By Joe Gravellese
Small businesses are the backbone of any community. A just and equitable revitalization of areas like Revere Beach, Route 1 Saugus, and downtown Chelsea requires strong, locally-owned businesses, which not only add economic vibrancy to a community, but also provide a bulwark against displacement. The need to support small businesses is now even more urgent in the wake of the COVID-19 pandemic.
Here are some ways I’ll fight for local entrepreneurs if elected State Representative on September 1:
Making permanent reforms that give more flexibility to small businesses
In the wake of COVID-19, local governments got creative about green-lighting ideas for businesses that would normally require months of red tape.
Kowloon in Saugus and Easy Pie in Revere have hosted drive-in movie nights. Restaurants like Demaino’s, Dryft, and the Hammersmith have expanded their outdoor patios, including occupying street or parking lot space to create more safe opportunities for dining. “To-go” cocktails are available for pickup at your favorite restaurants.
We need to make many of these short-term changes permanent, and give businesses the flexibility to try new, creative ideas. This includes making sure that licensing and permitting requirements are focused on public safety, and not on stifling competition. It also means continuing to monitor abuses of employment law, like noncompete clauses, which big businesses often use to depress innovation and competition.
Investing in locally-owned businesses and workers
As a region, we must invest in thoughtful workforce development programs that train local residents of all backgrounds to participate in the 21st century economy.
This means ensuring that when the new Revere High School is built, it is equipped to train students for the jobs of the future, including space for robotics, biotechnology, and life sciences. It also means ensuring the school has a vocational and technical component to give more students access to career education.
Revere, Chelsea, and Saugus need partners at the state level to unlock investment in programs that support small food vendors, artists, and other unique enterprises.
When I worked in the Mayor’s office in Revere, I worked on projects to create a one-stop landing page for starting a business in Revere, and to create “e-permitting” to make the process of getting started easier and more convenient. We need to invest in additional resources like these to make the process of starting a business less daunting.

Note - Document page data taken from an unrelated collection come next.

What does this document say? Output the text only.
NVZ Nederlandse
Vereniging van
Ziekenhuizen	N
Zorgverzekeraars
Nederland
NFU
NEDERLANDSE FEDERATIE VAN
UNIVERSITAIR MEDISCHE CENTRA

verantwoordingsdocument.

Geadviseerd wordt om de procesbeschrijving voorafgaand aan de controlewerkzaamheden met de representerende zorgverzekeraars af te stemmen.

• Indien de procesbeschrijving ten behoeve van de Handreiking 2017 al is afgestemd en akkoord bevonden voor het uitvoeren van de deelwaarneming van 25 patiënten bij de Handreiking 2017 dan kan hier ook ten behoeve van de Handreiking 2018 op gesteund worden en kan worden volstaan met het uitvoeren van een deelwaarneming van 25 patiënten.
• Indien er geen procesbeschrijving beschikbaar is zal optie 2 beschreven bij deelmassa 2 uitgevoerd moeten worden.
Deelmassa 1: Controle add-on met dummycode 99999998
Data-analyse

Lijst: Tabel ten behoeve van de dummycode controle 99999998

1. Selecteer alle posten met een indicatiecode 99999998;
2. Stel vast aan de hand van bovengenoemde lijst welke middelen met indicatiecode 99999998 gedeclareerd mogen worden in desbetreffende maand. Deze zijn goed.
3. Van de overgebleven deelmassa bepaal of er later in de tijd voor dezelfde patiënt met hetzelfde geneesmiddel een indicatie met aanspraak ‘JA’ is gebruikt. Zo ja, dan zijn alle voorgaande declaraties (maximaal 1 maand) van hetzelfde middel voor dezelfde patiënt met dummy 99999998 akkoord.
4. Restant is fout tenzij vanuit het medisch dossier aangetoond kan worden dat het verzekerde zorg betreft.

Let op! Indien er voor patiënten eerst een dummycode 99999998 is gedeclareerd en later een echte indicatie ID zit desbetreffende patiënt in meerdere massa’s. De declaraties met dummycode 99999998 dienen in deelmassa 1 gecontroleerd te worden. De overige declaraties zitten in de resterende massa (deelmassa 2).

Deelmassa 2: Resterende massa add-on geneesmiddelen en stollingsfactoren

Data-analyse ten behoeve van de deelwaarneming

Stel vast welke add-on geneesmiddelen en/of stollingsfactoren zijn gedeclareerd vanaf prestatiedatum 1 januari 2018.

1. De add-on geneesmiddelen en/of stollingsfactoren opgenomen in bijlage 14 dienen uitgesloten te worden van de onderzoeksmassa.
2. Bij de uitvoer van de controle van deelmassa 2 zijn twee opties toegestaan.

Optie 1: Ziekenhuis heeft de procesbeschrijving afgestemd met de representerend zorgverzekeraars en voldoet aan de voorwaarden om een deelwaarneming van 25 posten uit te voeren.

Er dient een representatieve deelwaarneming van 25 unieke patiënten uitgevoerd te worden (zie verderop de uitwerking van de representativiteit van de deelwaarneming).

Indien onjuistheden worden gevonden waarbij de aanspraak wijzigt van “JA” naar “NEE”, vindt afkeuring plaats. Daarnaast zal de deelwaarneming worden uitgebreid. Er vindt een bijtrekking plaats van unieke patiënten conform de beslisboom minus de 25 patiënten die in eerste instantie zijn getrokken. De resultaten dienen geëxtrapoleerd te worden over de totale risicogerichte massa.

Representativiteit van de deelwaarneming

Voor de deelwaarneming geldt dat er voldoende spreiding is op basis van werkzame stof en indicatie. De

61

Creating Walkable, Vibrant, Accessible Spaces
The best way to help small businesses thrive is to create safe, walkable, vibrant spaces, especially near transit. State-level grant funding has been crucial in upgrading infrastructure in key corridors like Broadway and Shirley Ave in Revere.

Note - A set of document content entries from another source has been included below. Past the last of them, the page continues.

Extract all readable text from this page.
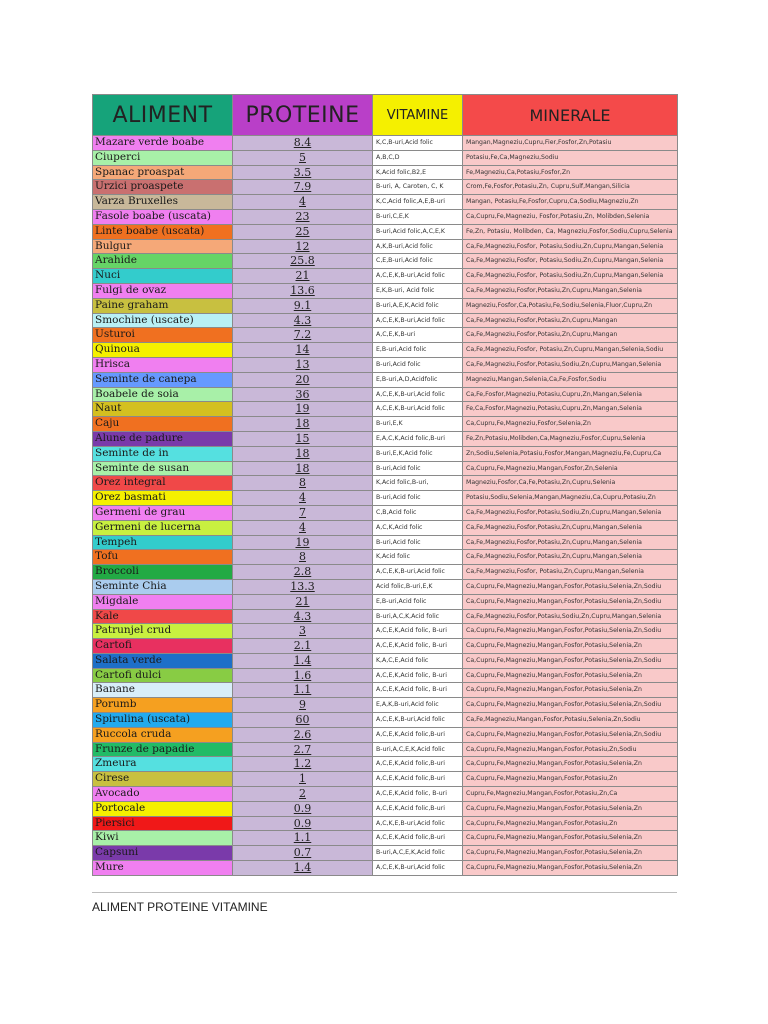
ALIMENT	PROTEINE	VITAMINE	MINERALE
Mazare verde boabe	8.4	K,C,B-uri,Acid folic	Mangan,Magneziu,Cupru,Fier,Fosfor,Zn,Potasiu
Ciuperci	5	A,B,C,D	Potasiu,Fe,Ca,Magneziu,Sodiu
Spanac proaspat	3.5	K,Acid folic,B2,E	Fe,Magneziu,Ca,Potasiu,Fosfor,Zn
Urzici proaspete	7.9	B-uri, A, Caroten, C, K	Crom,Fe,Fosfor,Potasiu,Zn, Cupru,Sulf,Mangan,Silicia
Varza Bruxelles	4	K,C,Acid folic,A,E,B-uri	Mangan, Potasiu,Fe,Fosfor,Cupru,Ca,Sodiu,Magneziu,Zn
Fasole boabe (uscata)	23	B-uri,C,E,K	Ca,Cupru,Fe,Magneziu, Fosfor,Potasiu,Zn, Molibden,Selenia
Linte boabe (uscata)	25	B-uri,Acid folic,A,C,E,K	Fe,Zn, Potasiu, Molibden, Ca, Magneziu,Fosfor,Sodiu,Cupru,Selenia
Bulgur	12	A,K,B-uri,Acid folic	Ca,Fe,Magneziu,Fosfor, Potasiu,Sodiu,Zn,Cupru,Mangan,Selenia
Arahide	25.8	C,E,B-uri,Acid folic	Ca,Fe,Magneziu,Fosfor, Potasiu,Sodiu,Zn,Cupru,Mangan,Selenia
Nuci	21	A,C,E,K,B-uri,Acid folic	Ca,Fe,Magneziu,Fosfor, Potasiu,Sodiu,Zn,Cupru,Mangan,Selenia
Fulgi de ovaz	13.6	E,K,B-uri, Acid folic	Ca,Fe,Magneziu,Fosfor,Potasiu,Zn,Cupru,Mangan,Selenia
Paine graham	9.1	B-uri,A,E,K,Acid folic	Magneziu,Fosfor,Ca,Potasiu,Fe,Sodiu,Selenia,Fluor,Cupru,Zn
Smochine (uscate)	4.3	A,C,E,K,B-uri,Acid folic	Ca,Fe,Magneziu,Fosfor,Potasiu,Zn,Cupru,Mangan
Usturoi	7.2	A,C,E,K,B-uri	Ca,Fe,Magneziu,Fosfor,Potasiu,Zn,Cupru,Mangan
Quinoua	14	E,B-uri,Acid folic	Ca,Fe,Magneziu,Fosfor, Potasiu,Zn,Cupru,Mangan,Selenia,Sodiu
Hrisca	13	B-uri,Acid folic	Ca,Fe,Magneziu,Fosfor,Potasiu,Sodiu,Zn,Cupru,Mangan,Selenia
Seminte de canepa	20	E,B-uri,A,D,Acidfolic	Magneziu,Mangan,Selenia,Ca,Fe,Fosfor,Sodiu
Boabele de soia	36	A,C,E,K,B-uri,Acid folic	Ca,Fe,Fosfor,Magneziu,Potasiu,Cupru,Zn,Mangan,Selenia
Naut	19	A,C,E,K,B-uri,Acid folic	Fe,Ca,Fosfor,Magneziu,Potasiu,Cupru,Zn,Mangan,Selenia
Caju	18	B-uri,E,K	Ca,Cupru,Fe,Magneziu,Fosfor,Selenia,Zn
Alune de padure	15	E,A,C,K,Acid folic,B-uri	Fe,Zn,Potasiu,Molibden,Ca,Magneziu,Fosfor,Cupru,Selenia
Seminte de in	18	B-uri,E,K,Acid folic	Zn,Sodiu,Selenia,Potasiu,Fosfor,Mangan,Magneziu,Fe,Cupru,Ca
Seminte de susan	18	B-uri,Acid folic	Ca,Cupru,Fe,Magneziu,Mangan,Fosfor,Zn,Selenia
Orez integral	8	K,Acid folic,B-uri,	Magneziu,Fosfor,Ca,Fe,Potasiu,Zn,Cupru,Selenia
Orez basmati	4	B-uri,Acid folic	Potasiu,Sodiu,Selenia,Mangan,Magneziu,Ca,Cupru,Potasiu,Zn
Germeni de grau	7	C,B,Acid folic	Ca,Fe,Magneziu,Fosfor,Potasiu,Sodiu,Zn,Cupru,Mangan,Selenia
Germeni de lucerna	4	A,C,K,Acid folic	Ca,Fe,Magneziu,Fosfor,Potasiu,Zn,Cupru,Mangan,Selenia
Tempeh	19	B-uri,Acid folic	Ca,Fe,Magneziu,Fosfor,Potasiu,Zn,Cupru,Mangan,Selenia
Tofu	8	K,Acid folic	Ca,Fe,Magneziu,Fosfor,Potasiu,Zn,Cupru,Mangan,Selenia
Broccoli	2.8	A,C,E,K,B-uri,Acid folic	Ca,Fe,Magneziu,Fosfor, Potasiu,Zn,Cupru,Mangan,Selenia
Seminte Chia	13.3	Acid folic,B-uri,E,K	Ca,Cupru,Fe,Magneziu,Mangan,Fosfor,Potasiu,Selenia,Zn,Sodiu
Migdale	21	E,B-uri,Acid folic	Ca,Cupru,Fe,Magneziu,Mangan,Fosfor,Potasiu,Selenia,Zn,Sodiu
Kale	4.3	B-uri,A,C,K,Acid folic	Ca,Fe,Magneziu,Fosfor,Potasiu,Sodiu,Zn,Cupru,Mangan,Selenia
Patrunjel crud	3	A,C,E,K,Acid folic, B-uri	Ca,Cupru,Fe,Magneziu,Mangan,Fosfor,Potasiu,Selenia,Zn,Sodiu
Cartofi	2.1	A,C,E,K,Acid folic, B-uri	Ca,Cupru,Fe,Magneziu,Mangan,Fosfor,Potasiu,Selenia,Zn
Salata verde	1.4	K,A,C,E,Acid folic	Ca,Cupru,Fe,Magneziu,Mangan,Fosfor,Potasiu,Selenia,Zn,Sodiu
Cartofi dulci	1.6	A,C,E,K,Acid folic, B-uri	Ca,Cupru,Fe,Magneziu,Mangan,Fosfor,Potasiu,Selenia,Zn
Banane	1.1	A,C,E,K,Acid folic, B-uri	Ca,Cupru,Fe,Magneziu,Mangan,Fosfor,Potasiu,Selenia,Zn
Porumb	9	E,A,K,B-uri,Acid folic	Ca,Cupru,Fe,Magneziu,Mangan,Fosfor,Potasiu,Selenia,Zn,Sodiu
Spirulina (uscata)	60	A,C,E,K,B-uri,Acid folic	Ca,Fe,Magneziu,Mangan,Fosfor,Potasiu,Selenia,Zn,Sodiu
Ruccola cruda	2.6	A,C,E,K,Acid folic,B-uri	Ca,Cupru,Fe,Magneziu,Mangan,Fosfor,Potasiu,Selenia,Zn,Sodiu
Frunze de papadie	2.7	B-uri,A,C,E,K,Acid folic	Ca,Cupru,Fe,Magneziu,Mangan,Fosfor,Potasiu,Zn,Sodiu
Zmeura	1.2	A,C,E,K,Acid folic,B-uri	Ca,Cupru,Fe,Magneziu,Mangan,Fosfor,Potasiu,Selenia,Zn
Cirese	1	A,C,E,K,Acid folic,B-uri	Ca,Cupru,Fe,Magneziu,Mangan,Fosfor,Potasiu,Zn
Avocado	2	A,C,E,K,Acid folic, B-uri	Cupru,Fe,Magneziu,Mangan,Fosfor,Potasiu,Zn,Ca
Portocale	0.9	A,C,E,K,Acid folic,B-uri	Ca,Cupru,Fe,Magneziu,Mangan,Fosfor,Potasiu,Selenia,Zn
Piersici	0.9	A,C,K,E,B-uri,Acid folic	Ca,Cupru,Fe,Magneziu,Mangan,Fosfor,Potasiu,Zn
Kiwi	1.1	A,C,E,K,Acid folic,B-uri	Ca,Cupru,Fe,Magneziu,Mangan,Fosfor,Potasiu,Selenia,Zn
Capsuni	0.7	B-uri,A,C,E,K,Acid folic	Ca,Cupru,Fe,Magneziu,Mangan,Fosfor,Potasiu,Selenia,Zn
Mure	1.4	A,C,E,K,B-uri,Acid folic	Ca,Cupru,Fe,Magneziu,Mangan,Fosfor,Potasiu,Selenia,Zn
ALIMENT PROTEINE VITAMINE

Continued upgrades to transit are also crucial. By strengthening bus service and reimagining the commuter rail, we will increase the number of neighborhoods with access to a workforce and a customer base.
Recognizing that internet is essential
The COVID-19 pandemic has highlighted both the necessity of the internet, and the gap in internet availability. Businesses need quality internet access to participate in today’s economy, and customers need the internet to connect to commerce and to jobs. But we can’t rely on monopolistic cable companies to expand internet access.
Several communities around Massachusetts, including Chicopee, have invested in community or municipal-owned broadband programs. Communities like ours should explore similar options to make sure our residents have access to the tools they need to participate in the economy.
Supporting green-collar enterprises
The working-class jobs of the future will be “green-collar” jobs in clean energy, or in retrofitting existing buildings. We need to invest in job training programs for these jobs, make sure local vocational schools and community colleges are equipped to prepare residents to move in to them, and ensure that Massachusetts rightfully emerges as a global leader in wind and solar technology.
Short-term COVID-19 relief
In coming months, small businesses will need continued support from the government to stay afloat. This means another round of small business loans to help businesses keep employees on their payroll and remain open. It also means continued state-level investment in PPE and sanitation supplies to provide to local businesses to allow them to operate safely.
We need state-level support to ward off economic devastation, especially in hard-hit communities like Chelsea, where local leaders recently called on the Governor to provide additional support for programs like food and rental assistance. If the local workforce and customer base can’t afford to pay rent or for essentials, businesses will suffer, too.
Our region needed thoughtful investments in workforce training and community development even before this crisis – but now, as we recover, these efforts are more important than ever. I am committed to championing small businesses and local entrepreneurs if elected to serve the 16th Suffolk District.
Joe Gravellese is a candidate for State Representative in the Democratic Primary election on September 1 in the 16th Suffolk District (Revere, Chelsea, Saugus).